Liebe ist die selbe Melodie zu singen, die Hintergrundmusik des Lebens.
Liebe ist, wenn die Herzen im selben Takt schlagen.
Liebe ist, wenn Zukunft nichts böses mehr ist.
Liebe ist Sehnsucht.

Doch all das, all diese Buchstaben, all diese Worte, all das, all dass ist kein Gefühl, all das, ist was Liebe mit sich bringt. Was Liebe ausmacht, was Liebe ist, was Liebe sein kann, wozu Liebe fähig ist.

Und all das, und noch so vieles mehr, ist das, was wir beide haben.

Der Weg ist angebrochen, die Weichen noch nicht gestellt, die Route nicht geplant, dass Ziel, nicht vor Augen, doch die Neugier ist groß, das Abenteuer beginnt.
Abenteuer Leben, ein Abenteuer, was wir uns beide, immer gewünscht haben.

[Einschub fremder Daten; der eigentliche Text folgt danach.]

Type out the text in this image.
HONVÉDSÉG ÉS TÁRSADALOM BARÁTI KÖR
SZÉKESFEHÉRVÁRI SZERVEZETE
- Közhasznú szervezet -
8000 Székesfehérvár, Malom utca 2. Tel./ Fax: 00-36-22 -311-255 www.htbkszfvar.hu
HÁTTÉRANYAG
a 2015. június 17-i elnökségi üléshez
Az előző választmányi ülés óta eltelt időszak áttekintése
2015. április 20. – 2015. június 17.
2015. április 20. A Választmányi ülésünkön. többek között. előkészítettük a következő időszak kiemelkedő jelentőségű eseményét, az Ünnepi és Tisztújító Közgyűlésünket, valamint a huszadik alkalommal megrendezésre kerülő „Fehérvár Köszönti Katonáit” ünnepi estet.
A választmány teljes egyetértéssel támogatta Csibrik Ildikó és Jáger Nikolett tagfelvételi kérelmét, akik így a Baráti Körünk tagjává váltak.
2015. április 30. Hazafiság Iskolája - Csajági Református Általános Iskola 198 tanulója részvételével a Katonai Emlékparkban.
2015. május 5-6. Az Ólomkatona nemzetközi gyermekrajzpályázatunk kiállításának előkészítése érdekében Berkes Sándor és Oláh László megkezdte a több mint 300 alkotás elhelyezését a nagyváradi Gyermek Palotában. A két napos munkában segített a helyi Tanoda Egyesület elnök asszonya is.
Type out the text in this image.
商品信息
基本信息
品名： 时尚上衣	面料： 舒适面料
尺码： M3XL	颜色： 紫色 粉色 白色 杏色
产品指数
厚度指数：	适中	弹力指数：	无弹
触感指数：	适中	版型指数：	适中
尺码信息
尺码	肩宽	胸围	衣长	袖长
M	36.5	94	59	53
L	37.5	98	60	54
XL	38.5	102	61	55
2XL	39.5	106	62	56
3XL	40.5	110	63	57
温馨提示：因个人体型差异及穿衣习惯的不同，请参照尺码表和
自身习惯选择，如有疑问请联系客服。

Donnerstag, 7. Februar 2013

A drop in the Ozean

Allein, nicht einsam. 
Ich habe dich, die wundervollste, zauberhafteste Frau an meiner Seite. Jeden Tag sehe ich dich Lächeln trotz viele Kilometer. Dein Lachen zu hören, deine Grübchen wenn Du grinst, das leuchten in deinen Augen, wenn ich sage, dass ich dich liebe. Ich freue mich den ganzen Tag auf die Stunden die wir miteinander verbringen am Abend. Und wenn es nur wenige Minuten sind, es sind die besten des Tages. Ich bin immer noch nervös, wenn ich den Anrufknopf drücke, weil ich weiß, jetzt seh ich dich gleich. Wenn das Symbol sich dreht, und das Bild scharf wird, klopft jedes Mal wieder stark mein Herz in der Brust. 
Wenn ich auf mein Handy schaue und ich sehe Du hast mir geschrieben kribbelt es in meinen Fingern, weil jede Nachricht von dir mir ein Lächeln in's Gesicht zaubert. 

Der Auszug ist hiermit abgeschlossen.